No one bothered to correct her. Best not argue with someone who lost her hair from 10 months of radiation and chemotherapy and still has the courage to wear a Dragonfly shirt with the message: “I’m still me.”

“Me” as Abby goes is a feisty, yet friendly, four-year-old, who delights in singing off-key, at the top of her lung.

Only one of those organs dedicated to breathing works for her. That doesn’t stop her, however, from running and playing outdoors, her blood levels and immune system permitting.

No one is a stranger around her. She regularly runs up to people walking their dogs along Bicentennial Commons and announces: “Hi! I’m Abby. What’s you puppy’s name? What’s your name?” No wonder she was the first Dragonfly to reach Marty or “Barney” Brennaman.

The Dedics moved to the Queen City last fall to be closer to Cincinnati Children’s Hospital Medical Center for Abby’s treatments. Their move was triggered by what happened on the evening of Sept. 21, 2011, the night of Will’s fifth birthday party. Abby was getting cleaned up for her big brother’s big night.

“We found a lump on her right abdomen while lifting her out of the bathtub,” her dad recalled. Before the week was out, the lump had grown. Tests showed the cancer “had spread to four lymph nodes and . . . Abby’s bone marrow.” They whisked her to Cincinnati Children’s for treatment.
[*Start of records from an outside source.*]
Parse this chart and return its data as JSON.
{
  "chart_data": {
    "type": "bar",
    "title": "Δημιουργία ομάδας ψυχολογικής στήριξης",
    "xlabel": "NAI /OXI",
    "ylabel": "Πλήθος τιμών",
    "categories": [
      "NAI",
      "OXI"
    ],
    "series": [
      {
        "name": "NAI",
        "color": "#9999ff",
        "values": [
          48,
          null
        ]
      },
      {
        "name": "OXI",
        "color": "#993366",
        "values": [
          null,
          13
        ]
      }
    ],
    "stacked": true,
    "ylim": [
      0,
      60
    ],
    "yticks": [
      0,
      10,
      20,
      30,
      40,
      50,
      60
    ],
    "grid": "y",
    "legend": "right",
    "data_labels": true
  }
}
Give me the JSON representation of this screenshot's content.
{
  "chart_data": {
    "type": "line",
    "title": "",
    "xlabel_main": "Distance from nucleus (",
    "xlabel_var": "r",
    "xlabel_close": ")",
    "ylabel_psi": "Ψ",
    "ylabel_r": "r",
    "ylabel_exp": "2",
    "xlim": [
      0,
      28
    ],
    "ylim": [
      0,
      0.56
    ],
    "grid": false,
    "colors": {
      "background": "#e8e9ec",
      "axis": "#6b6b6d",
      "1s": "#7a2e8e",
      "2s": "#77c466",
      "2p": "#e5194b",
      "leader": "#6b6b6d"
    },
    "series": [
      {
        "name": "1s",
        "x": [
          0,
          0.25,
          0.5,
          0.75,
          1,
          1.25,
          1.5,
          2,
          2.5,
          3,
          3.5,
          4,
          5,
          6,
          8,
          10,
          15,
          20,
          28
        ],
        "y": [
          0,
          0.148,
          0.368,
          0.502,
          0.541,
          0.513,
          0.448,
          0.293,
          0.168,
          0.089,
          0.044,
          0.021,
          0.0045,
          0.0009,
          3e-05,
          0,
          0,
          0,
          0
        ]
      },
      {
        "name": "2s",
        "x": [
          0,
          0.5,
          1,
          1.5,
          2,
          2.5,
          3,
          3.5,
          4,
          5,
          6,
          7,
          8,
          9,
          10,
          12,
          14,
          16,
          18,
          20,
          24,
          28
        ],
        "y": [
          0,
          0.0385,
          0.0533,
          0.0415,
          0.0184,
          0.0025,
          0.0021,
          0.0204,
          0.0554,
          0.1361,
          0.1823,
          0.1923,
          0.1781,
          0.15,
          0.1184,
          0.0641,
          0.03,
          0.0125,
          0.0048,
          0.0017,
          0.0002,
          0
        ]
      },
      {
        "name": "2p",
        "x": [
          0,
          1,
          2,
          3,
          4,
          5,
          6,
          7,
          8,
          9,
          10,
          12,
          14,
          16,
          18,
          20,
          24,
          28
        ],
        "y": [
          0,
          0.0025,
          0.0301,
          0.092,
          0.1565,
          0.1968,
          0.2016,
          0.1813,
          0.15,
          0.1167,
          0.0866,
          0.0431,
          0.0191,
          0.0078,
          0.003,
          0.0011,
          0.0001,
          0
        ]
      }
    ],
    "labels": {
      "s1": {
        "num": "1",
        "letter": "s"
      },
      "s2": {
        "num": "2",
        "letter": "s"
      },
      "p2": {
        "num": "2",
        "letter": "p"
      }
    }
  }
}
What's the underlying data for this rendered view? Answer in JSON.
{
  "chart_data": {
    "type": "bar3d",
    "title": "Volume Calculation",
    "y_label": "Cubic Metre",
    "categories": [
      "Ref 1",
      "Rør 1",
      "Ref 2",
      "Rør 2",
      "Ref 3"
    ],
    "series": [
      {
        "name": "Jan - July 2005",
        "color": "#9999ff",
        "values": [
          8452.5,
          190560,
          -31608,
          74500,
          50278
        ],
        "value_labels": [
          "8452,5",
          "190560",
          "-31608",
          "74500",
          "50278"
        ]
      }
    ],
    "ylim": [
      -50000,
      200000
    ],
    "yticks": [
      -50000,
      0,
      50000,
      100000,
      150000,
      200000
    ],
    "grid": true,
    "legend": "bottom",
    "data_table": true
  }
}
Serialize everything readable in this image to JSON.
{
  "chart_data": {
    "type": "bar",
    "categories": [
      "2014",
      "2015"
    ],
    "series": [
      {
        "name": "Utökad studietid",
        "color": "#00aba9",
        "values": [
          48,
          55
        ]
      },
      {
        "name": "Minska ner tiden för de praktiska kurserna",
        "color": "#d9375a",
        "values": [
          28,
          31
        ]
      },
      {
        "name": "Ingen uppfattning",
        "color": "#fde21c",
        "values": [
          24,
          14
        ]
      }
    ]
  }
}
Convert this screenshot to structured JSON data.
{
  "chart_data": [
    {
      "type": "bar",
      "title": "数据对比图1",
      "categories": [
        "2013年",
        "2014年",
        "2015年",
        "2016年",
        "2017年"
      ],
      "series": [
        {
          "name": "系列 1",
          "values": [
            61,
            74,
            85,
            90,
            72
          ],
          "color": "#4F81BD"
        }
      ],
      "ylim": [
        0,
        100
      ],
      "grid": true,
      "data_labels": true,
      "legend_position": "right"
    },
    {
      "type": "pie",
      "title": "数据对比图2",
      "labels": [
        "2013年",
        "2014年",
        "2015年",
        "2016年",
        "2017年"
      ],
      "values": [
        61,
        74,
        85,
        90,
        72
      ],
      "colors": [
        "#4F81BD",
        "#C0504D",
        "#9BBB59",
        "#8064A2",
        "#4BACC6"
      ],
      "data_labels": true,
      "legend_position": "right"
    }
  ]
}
Abby’s months of chemo and radiation ended last week with good news. Her latest tests came back with these initials: NED. That’s the cancer patients’ favorite name. NED stands for “No Evidence of Disease.”

“Abby enjoyed being in the hospital,” said her mother, Melissa Dedic.

“That was her social scene,” her dad added. “The doctors and nurses became her friends.”

She would cry when she had to leave her pals with the stethoscopes.

Tears turned to laughter and a tune, when she made her way to the apartment at the end of the hall in One Lytle Place.

“She’d start singing, in the most off-key, but beautiful, voice, ‘Tomorrow,’ from the Broadway musical ‘Annie.’ ”

The song opens with words fit for a little girl just set free from a cancer ward.

“The sun’ll come out tomorrow.

“Bet your bottom dollar that tomorrow there’ll be sun!

“Just thinkin’ about tomorrow clears away the cobwebs and the sorrow ’til there’s none!”